Thursday, March 23, 2017

Genre Blog: Poetry; Diving into the Wreck

The theme that plays on throughout the poem is illusion. Many poems have that sense of illusion, but I think this poem does especially. It is a confessional poem so the actual meaning of the poem is going to be something personal or a topic that was rarely talked about at the time. I think a quote that really shows the illusion within the poem is "There is a ladder. The ladder is always there helping innocently close to the side of the schooner. We all know what it is for, we who have used it. Otherwise it's a piece of maritime floss some sundry equipment (2)."  Without research or digging deeper into our own minds, it's not straightforward and ultimately, it never really will be. All those objects can have different meanings to different people. That goes for the entire poem as well and I think that's part of the illusion, no one will really ever know without asking Adrienne Rich what the poem was actually about.

I researched about Adrienne Rich and this poem as a project and through that research I gained knowledge about confessional poetry. I learned that it's usually about a personal experience and Rich was a mother of three boys before the age of 30 (Poets.org 3). After that period in her life she began to write about the Vietnam war and women's rights (3). Some will argue that the poem is about gender identity or just the struggle of identity in society. It makes sense because women weren't really allowed to be outspoken and they didn't really have much of a role in society at the time the poem was written. It was also unusual for women to speak out publicly about wanting to have a better and bigger role in society. Also at that time it would've been completely outrageous for a woman to speak about gender identity.

The quote above could take on so many meanings depending on who's reading, but personally I think it's talking about the ladder being the choice to be outspoken. The ladder is close to the schooner, the boat, because they're all in the 'same boat' and some people in the boat have chose innocently to climb down that ladder and be outspoken and that ladder leads to wreck of what comes from being outspoken as a woman. Without the ladder being used, it's just there until someone else decides that they no longer want to sit around and they want to fight for equality with the rest in the wreck.

With this thinking about the poem it gives too much definition to the poem. I think poems are about having that sense of illusion, that way there can't be just one strict meaning, even if the author intended one, because it doesn't appeal to a wide variety of readers. Confessional poetry is about things that aren't talked about publicly, feelings, death, dark subjects and no one ever really knows what one is going though so even Diving into the Wreck can be thought of in some other way with some other situation and that's okay because that's poetry. Even with knowledge of Rich's past I think it's okay to take her poem that she intended to have a meaning for and put your own meaning to it. The meaning doesn't even have to be a woman experience. Some writers are working hard to make confessional poetry not so feminine. I think that it is important because some readers generalize confessional poetry which isn't fair to the writers who don't fit into that generalization.

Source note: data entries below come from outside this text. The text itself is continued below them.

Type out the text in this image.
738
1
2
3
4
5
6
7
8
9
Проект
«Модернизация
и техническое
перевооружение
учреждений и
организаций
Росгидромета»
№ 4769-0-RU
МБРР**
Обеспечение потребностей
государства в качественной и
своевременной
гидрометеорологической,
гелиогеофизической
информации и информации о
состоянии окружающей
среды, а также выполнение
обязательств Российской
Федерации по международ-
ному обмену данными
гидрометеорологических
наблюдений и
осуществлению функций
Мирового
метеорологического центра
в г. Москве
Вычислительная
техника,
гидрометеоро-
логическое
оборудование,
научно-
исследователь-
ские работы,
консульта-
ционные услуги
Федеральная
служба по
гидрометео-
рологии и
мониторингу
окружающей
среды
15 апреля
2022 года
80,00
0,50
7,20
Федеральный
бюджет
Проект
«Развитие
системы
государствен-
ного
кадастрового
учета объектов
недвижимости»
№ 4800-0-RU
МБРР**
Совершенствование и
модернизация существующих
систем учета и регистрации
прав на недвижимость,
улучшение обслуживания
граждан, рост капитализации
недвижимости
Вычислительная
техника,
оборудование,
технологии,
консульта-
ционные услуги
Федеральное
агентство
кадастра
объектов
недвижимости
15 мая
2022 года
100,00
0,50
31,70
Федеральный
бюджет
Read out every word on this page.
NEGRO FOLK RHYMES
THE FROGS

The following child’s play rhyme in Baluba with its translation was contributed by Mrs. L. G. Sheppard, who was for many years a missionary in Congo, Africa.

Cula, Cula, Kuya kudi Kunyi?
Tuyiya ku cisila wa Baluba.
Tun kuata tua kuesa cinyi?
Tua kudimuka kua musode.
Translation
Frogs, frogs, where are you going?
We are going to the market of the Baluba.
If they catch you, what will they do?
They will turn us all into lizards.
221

Baym, Nina. The Norton anthology of American literature. New York: W.W. Norton & Company, 2008. Print.

"Adrienne Rich." Poets.org. Academy of American Poets, 02 Aug. 2016. Web. 21 Mar. 2017

1 comment:

  1. I appreciate how you use the information from your literary context project to help interpret this poem. I think it's really interesting to think about confessional poetry beyond gender, and opening the genre up to folks of all genders. Some folks historically looked down on confessional poetry, but it seems to speak important truths. It's interesting to think about how/why she chooses to give us a ladder down into a wreck rather than up somewhere more positive--she really wants us to see the wreck.